Nose Job stepped in fast and brought a hook from somewhere south of Tierra del Fuego that sent me to my knees, gasping for air like a sick guppy. He bent down and grabbed me under the arms, hoisted me up easily and leaned me against the car. Saggy Face leaned close, his breath hot and moist in my face. He was chewing a mint; I guess there’s always something to be thankful for, if you just look for it.

He jammed his gun in my crotch. That didn’t feel too good, either, but I couldn’t work up enough breath to tell him. “Now listen, shit-for-brains,” he said, “we can dance all night if you want, but we’ve all got better things to do, including you, I imagine. Now, I’m gonna ask you one more time: Who are you working for?”

I had to admit, he was a hell of a debater. “John Anixter,” I gasped, barely.

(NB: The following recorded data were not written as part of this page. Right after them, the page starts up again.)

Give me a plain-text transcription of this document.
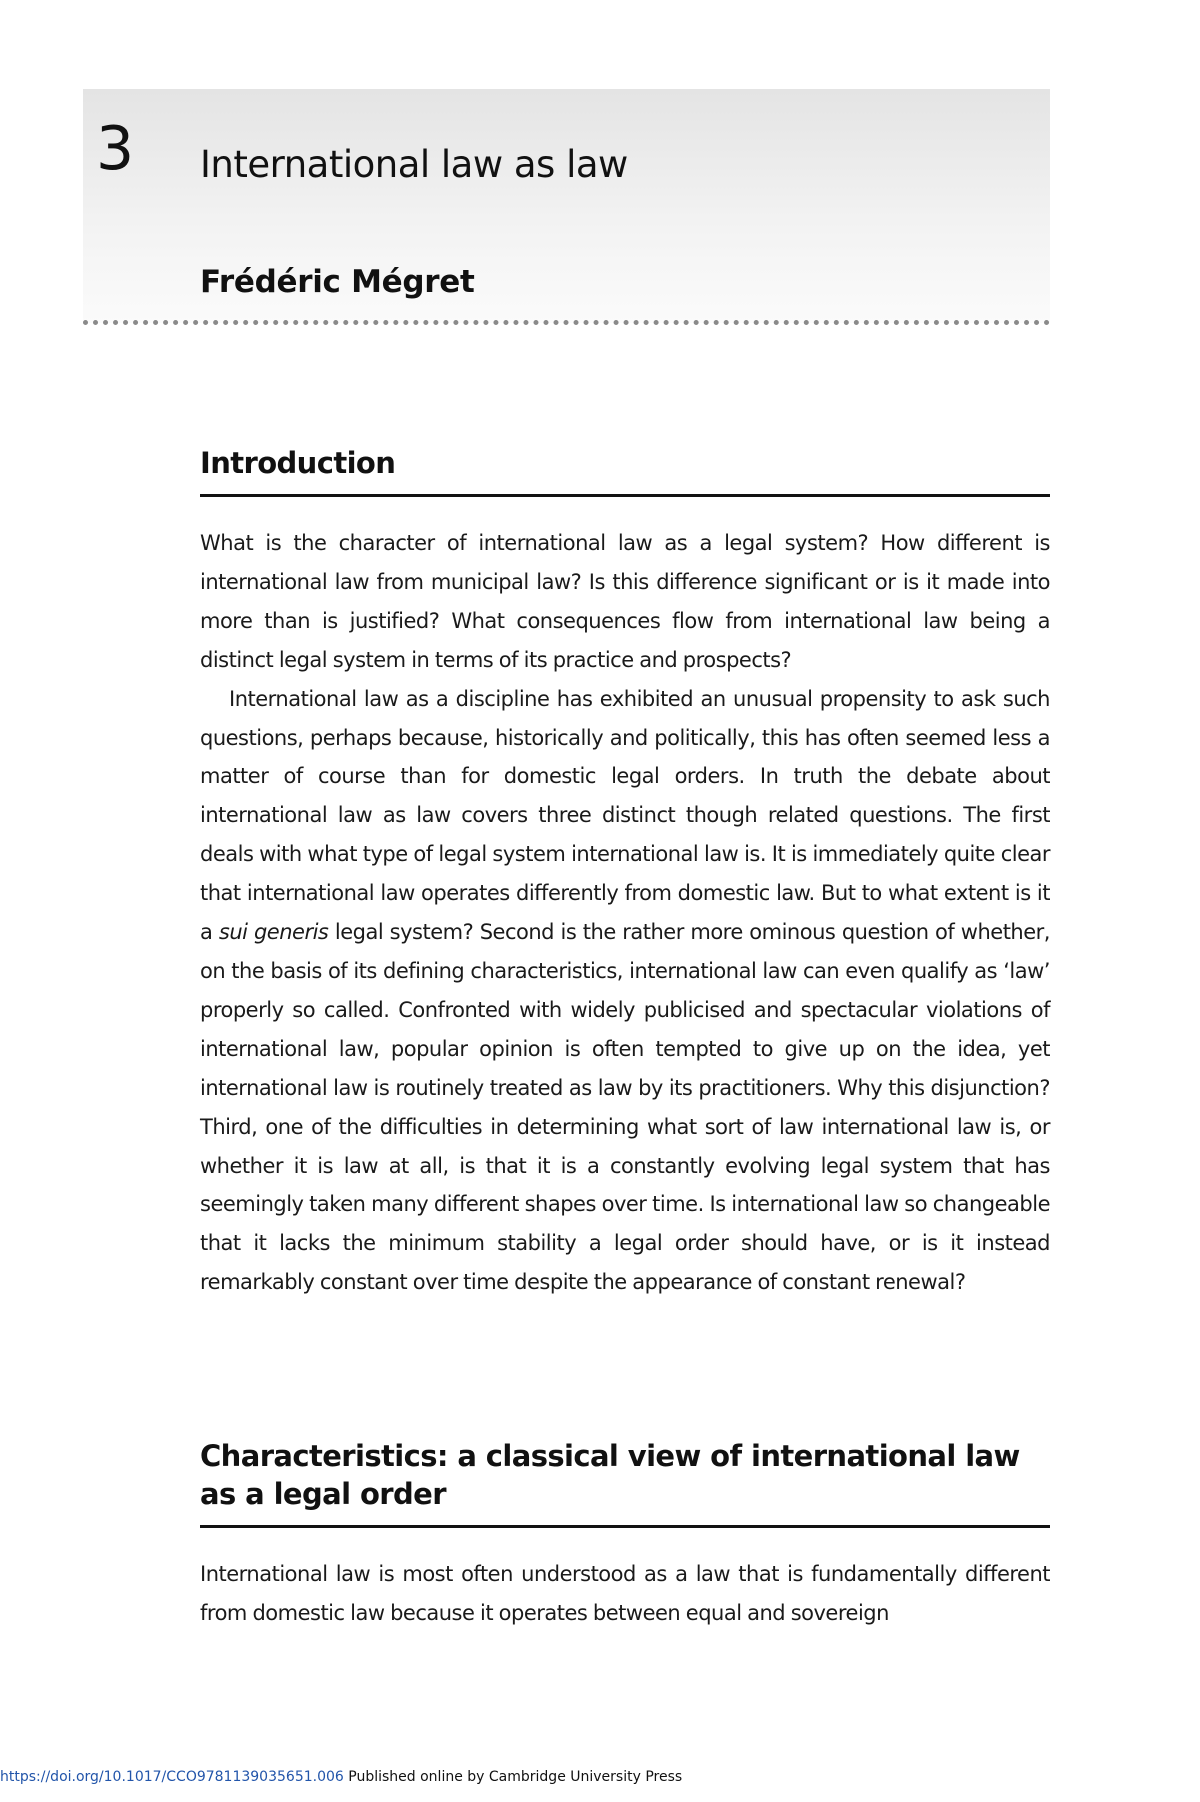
3 International law as law
Frédéric Mégret
Introduction

What is the character of international law as a legal system? How different is international law from municipal law? Is this difference significant or is it made into more than is justified? What consequences flow from international law being a distinct legal system in terms of its practice and prospects?

International law as a discipline has exhibited an unusual propensity to ask such questions, perhaps because, historically and politically, this has often seemed less a matter of course than for domestic legal orders. In truth the debate about international law as law covers three distinct though related questions. The first deals with what type of legal system international law is. It is immediately quite clear that international law operates differently from domestic law. But to what extent is it a sui generis legal system? Second is the rather more ominous question of whether, on the basis of its defining characteristics, international law can even qualify as ‘law’ properly so called. Confronted with widely publicised and spectacular violations of international law, popular opinion is often tempted to give up on the idea, yet international law is routinely treated as law by its practitioners. Why this disjunction? Third, one of the difficulties in determining what sort of law international law is, or whether it is law at all, is that it is a constantly evolving legal system that has seemingly taken many different shapes over time. Is international law so changeable that it lacks the minimum stability a legal order should have, or is it instead remarkably constant over time despite the appearance of constant renewal?

Characteristics: a classical view of international law
as a legal order

International law is most often understood as a law that is fundamentally different from domestic law because it operates between equal and sovereign

https://doi.org/10.1017/CCO9781139035651.006 Published online by Cambridge University Press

He nodded and smiled and stepped back. He nodded at Nose Job, who put away his gun and grabbed my wrist before I had a chance to resist. He yanked my hand out and held it on the hood of my car while Saggy Face brought the barrel of the .45 down on it. I screamed as the pain shot halfway up my arm to my elbow, then I slid down the side of the car.

All I could do was cradle the hand and rock back and forth in the dirt as Saggy Face hovered over me and said: “The nuns used to do that to me in school when I did something I shouldn’ta. You been doing something you shouldn’ta, Asch. You been sticking your nose in other people’s private business. I think we both know who I mean. Now if you keep it up, we’re gonna have to come back and visit, and if we do, it ain’t gonna be a slap on the wrist, it’s gonna be traction-time. You get where I’m coming from?”

I might have said yes, I’m not sure. My hand felt as if it were full of broken glass.

“We’ll leave your car back at your apartment,” he said, and they got into the car and drove away, leaving me there.

I watched my taillights recede down the road and stood up. A cold, damp fog had begun to roll in from the ocean, chilling the sweat on my face and making me shiver. Maybe it would numb my swelling hand. I took a deep breath and started off. It was going to be a long, cold walk home, but I didn’t mind. I kind of enjoyed being by myself.

I woke up groggy from the pain pills the E.R. doctor had given me. I also had a headache, which got worse when I reached up and smacked myself with the cast I’d forgotten about that was holding my two broken metacarpals in place. I swore and rubbed my head with my good hand, then got up and made coffee. I made extra noise doing that, thinking about how I owed those guys and how I would more than likely never get the chance to repay them.